6 January 2012
Sarah Wildman, columnist for the International Herald Tribune and PBS and contributing editor to the Forward takes issue with the increasingly promiscuous accusation of “anti-Semitism” against critics of Israel.
Writing in The Forward, Wildman says:
… when anti-Semitism is falsely applied, we must also stand up and decry it as defamation, as character assault, as unjust. That is why when we debase the term by using it as a rhetorical conceit against those with whom we disagree on policy matters, we have sullied our own promises to our grandparents. For if we dilute the term, if we render the label meaningless, defanged, we have failed ourselves, our legacy, our ancestors, our children.
Wildman goes on:
I am speaking of the recent rise of the bogeyman of anti-Semitism wielded to criticize everyone, from the American ambassador to Belgium (himself the Jewish son of a Holocaust survivor), who was trying to negotiate the uncomfortable lines of Muslim-Jewish conflict in modern Europe, to foreign policy bloggers at Media Matters for America and ThinkProgress, the online magazine housed at the left-leaning Center for American Progress.
The smear campaign against the Center for American Progress (CAP), orchestrated by the Israeli attack group NGO Monitor, included attempts to smear CAP bloggers Eli Clifton and Ali Gharib by association with The Electronic Intifada.

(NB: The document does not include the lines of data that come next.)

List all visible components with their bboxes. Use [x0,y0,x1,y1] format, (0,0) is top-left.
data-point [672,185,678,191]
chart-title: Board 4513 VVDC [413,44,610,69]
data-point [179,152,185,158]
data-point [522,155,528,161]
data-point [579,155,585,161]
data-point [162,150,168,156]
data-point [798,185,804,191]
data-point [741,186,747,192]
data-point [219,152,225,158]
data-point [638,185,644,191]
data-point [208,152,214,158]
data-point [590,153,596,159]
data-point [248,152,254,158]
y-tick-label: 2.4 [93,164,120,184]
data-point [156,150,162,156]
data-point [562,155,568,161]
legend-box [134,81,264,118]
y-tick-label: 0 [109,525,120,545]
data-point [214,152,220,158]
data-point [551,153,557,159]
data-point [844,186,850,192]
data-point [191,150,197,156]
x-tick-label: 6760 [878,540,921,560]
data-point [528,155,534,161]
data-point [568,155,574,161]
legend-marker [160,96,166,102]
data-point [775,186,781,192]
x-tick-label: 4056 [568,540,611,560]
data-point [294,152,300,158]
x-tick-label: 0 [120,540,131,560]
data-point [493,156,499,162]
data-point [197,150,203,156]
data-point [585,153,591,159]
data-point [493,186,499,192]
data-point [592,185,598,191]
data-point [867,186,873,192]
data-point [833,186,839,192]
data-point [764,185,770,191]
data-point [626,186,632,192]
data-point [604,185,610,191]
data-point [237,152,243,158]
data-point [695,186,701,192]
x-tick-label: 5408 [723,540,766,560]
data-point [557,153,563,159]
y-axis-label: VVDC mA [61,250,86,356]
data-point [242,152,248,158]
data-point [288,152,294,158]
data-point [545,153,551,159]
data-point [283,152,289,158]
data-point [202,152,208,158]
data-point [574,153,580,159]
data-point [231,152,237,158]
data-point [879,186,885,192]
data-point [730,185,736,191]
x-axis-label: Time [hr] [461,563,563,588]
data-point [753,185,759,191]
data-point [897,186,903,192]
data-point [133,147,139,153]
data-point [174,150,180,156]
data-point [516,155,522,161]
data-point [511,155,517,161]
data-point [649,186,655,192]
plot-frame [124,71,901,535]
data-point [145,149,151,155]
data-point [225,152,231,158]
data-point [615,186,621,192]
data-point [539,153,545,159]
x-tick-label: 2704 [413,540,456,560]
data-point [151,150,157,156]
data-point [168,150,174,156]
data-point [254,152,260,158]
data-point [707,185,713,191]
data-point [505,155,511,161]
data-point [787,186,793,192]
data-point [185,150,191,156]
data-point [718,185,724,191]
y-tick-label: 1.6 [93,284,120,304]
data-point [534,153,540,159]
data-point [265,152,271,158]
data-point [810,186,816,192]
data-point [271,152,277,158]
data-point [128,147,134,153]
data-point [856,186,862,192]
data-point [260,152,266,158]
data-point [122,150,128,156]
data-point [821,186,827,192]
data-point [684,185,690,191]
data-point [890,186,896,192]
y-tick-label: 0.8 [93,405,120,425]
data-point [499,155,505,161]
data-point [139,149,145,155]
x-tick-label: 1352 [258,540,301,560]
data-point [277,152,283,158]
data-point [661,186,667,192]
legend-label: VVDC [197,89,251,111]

What caught me when I read Wildman’s piece is that for her the universe of people being falsely smeared as anti-Semites appears to limited to Democratic Party apparatchiks. Has she not noticed that Palestinians are first and foremost the victims of this smear, that is when their existence is not being denied outright?
Can we look forward to the day when outraged liberals such as Sarah Wildman will also notice that Palestinians exist?